«Espaçotemporal»

Tripla, desta vez

      «Os mundos possíveis não actuais não são planetas distantes; não são entidades que tenham uma relação física, ou espácio-temporal, com o planeta Terra, nem com o universo em que vivemos» (Essencialismo Naturalizado, Desidério Murcho. Lisboa: Angelus Novus, 2002, p. 16).
      Para quem entende que espácio- é elemento de composição de natureza substantiva, correcto é «espaciotemporal». Para o Dicionário da Língua Portuguesa da Porto Editora, porém, nem isso está em causa, só há uma forma de grafar: «espaçotemporal». E pronto, eis — sem que o tivéssemos pedido — três formas de escrever o mesmo.
[Texto 3440]

Léxico: «hemitórax»

Uns sim, outros não

      «Um golpe na região do hemitórax direito de João Carlos Ribeiro, orientado da direita para a esquerda, da frente para trás e ligeiramente de baixo para cima — lê-se no processo» («O homem que matou um homem e encontrou Saramago na prisão», Catarina Fernandes Martins, «2»/Público, 27.10.2013, p. 14).
      O Dicionário da Língua Portuguesa da Porto Editora apenas regista «hemotórax». Se eu sugerir a inclusão de «hemitórax», responder-me-ão, porém, que já está no Dicionário de Termos Médicos.

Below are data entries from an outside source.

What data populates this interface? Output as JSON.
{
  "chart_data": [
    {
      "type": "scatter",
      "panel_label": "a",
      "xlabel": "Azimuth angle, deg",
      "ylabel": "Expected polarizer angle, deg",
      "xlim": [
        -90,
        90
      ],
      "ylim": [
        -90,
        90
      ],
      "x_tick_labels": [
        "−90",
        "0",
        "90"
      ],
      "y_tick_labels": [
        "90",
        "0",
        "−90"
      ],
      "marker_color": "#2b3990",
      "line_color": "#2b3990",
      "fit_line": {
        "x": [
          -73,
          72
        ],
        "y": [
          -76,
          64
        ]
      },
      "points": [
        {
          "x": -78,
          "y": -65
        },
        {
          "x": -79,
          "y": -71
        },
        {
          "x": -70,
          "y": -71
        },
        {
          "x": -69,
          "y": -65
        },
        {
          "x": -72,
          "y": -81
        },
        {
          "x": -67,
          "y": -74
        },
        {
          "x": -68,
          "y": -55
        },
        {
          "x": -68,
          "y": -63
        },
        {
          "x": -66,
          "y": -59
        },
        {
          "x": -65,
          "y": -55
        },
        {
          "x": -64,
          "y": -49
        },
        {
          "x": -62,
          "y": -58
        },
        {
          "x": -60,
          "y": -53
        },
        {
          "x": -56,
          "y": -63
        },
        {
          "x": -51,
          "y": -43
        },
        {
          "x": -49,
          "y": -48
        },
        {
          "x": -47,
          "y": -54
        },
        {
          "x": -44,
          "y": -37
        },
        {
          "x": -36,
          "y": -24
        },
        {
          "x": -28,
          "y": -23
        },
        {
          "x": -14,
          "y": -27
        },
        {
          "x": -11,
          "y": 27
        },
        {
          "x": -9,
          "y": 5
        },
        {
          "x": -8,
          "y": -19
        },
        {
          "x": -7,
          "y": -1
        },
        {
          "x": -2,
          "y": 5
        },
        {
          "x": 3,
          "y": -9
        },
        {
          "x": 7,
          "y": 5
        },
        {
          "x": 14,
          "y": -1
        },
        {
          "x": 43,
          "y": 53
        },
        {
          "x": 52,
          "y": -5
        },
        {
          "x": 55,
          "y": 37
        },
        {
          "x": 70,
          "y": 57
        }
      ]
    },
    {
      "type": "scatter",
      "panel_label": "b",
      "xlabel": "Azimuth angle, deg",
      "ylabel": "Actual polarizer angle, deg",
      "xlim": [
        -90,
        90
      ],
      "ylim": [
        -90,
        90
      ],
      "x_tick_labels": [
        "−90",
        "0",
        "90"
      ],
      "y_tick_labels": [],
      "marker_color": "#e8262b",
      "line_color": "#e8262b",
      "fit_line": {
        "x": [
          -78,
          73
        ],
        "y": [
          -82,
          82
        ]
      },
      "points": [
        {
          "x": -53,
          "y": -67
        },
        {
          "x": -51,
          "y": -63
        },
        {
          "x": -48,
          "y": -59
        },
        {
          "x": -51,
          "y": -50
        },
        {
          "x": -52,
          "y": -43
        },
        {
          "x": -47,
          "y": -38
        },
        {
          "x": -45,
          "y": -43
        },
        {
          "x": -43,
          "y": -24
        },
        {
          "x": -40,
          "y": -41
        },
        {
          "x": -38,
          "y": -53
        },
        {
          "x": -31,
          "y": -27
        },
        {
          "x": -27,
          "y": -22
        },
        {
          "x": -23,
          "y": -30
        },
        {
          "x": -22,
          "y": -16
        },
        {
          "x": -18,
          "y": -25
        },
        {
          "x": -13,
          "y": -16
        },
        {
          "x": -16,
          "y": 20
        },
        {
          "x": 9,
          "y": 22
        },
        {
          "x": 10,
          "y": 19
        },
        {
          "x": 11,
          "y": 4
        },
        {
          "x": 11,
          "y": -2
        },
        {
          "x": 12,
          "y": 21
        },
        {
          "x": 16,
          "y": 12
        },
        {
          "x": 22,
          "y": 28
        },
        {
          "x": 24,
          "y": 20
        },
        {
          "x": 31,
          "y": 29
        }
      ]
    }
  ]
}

Numa notícia no Público da semana passada, foi usado um termo semelhante a estes dois, «hematórax», que também está apenas no Dicionário de Termos Médicos. Só falta, pois, para serem consequentes, tirarem «hemotórax» do Dicionário da Língua Portuguesa.
[Texto 3439]

Tradução: «bow window»

Querem ver que

      «Está tudo na arquitectura. As casas dos Beatles são pequenas; as fachadas, opacas. Apenas a de John tem bow windows, e as luzes acesas, numa avenida larga. São em pleno subúrbio, longe do centro de Liverpool e da sua digna monumentalidade» («As ruas de Liverpool», Jorge Figueira, «2»/Público, 27.10.2013, p. 9).
      Peço licença para lembrar, bow window tem, obviamente, tradução para português. Na literatura traduzida, nunca vi nenhuma bow window.
[Texto 3438]

Maus exemplos

VPV, o metafísico

      «O mal deste trio [Seguro, Sócrates e Soares] é que, para além da sua intransigência e vociferação, não oferece nada ao partido ou a Portugal, que, peço licença para lembrar, ainda aqui anda» («A grande zaragata», Vasco Pulido Valente, Público, 27.10.2013, p. 56).

[Texto 3437]

Tradução: «honourable»

Intraduzível, hein?

      Numa tradução de uma obra muito conhecida, feita no Brasil, lê-se: «Se ainda fosse alguma Honourable Edith ou Lady Violet, talvez; mas não aquela Sally maltrapilha sem um tostão de seu, sem pai ou mãe jogando em Monte Carlo.» Na tradução feita em Portugal, lê-se isto: «Ainda se fosse alguma Ilustre Edith ou Lady Violet; mas jamais a farroupilha da Sally, que não tinha um tostão e cujos pais passavam o tempo a jogar em Monte Carlo.»
[Texto 3436]

Plural: «mulherezinhas»

Ainda se usa

      Lê-se numa tradução recente: «Era uma dessas mulherezinhas discretas, obscuras como ratos, e que gostam de homens grandes.» É, vimo-lo no Assim Mesmo, a regra culta. Escrevi então: «Certo é que, ao contrário de outros estudiosos da língua, José Manuel Castro Pinto, no seu excelente Novo Prontuário Ortográfico (Plátano Editora) adverte: “Seria purismo injustificado escrever mulherezinhas e amorezinhos, até porque o plural se forma instintivamente numa relação directa: mulherzinha > mulherzinhas” (p. 60 da 3.ª ed.).»
[Texto 3435]

Tradução: «assistant commissioner»

Fica a dúvida

      «Em comunicado publicado ontem no site da Scotland Yard, o comandante assistente Mark Rowley, responsável pela investigação de crimes especializados e operações, afirma que a reabertura do processo em Portugal é uma “boa notícia”» («McCann, Governo e polícia falam de nova “esperança”», Emanuel Nunes, Diário de Notícias, 25.10.2013, p. 4).
      Será esta a melhor tradução de assistant commissioner — ou a pior? Commisionner não se traduz por «comissário»? Fica a dúvida.
[Texto 3434]

«Perder os nortes»

No plural, não conhecia

      «— Compreende... Estive fora uns pares de anos... Desgarrei-me, ou antes, perdi os nortes ao convívio...» (Um Minuto de Silêncio, João da Silva Correia. Lisboa: Publicações Europa-América, 1962, p. 263).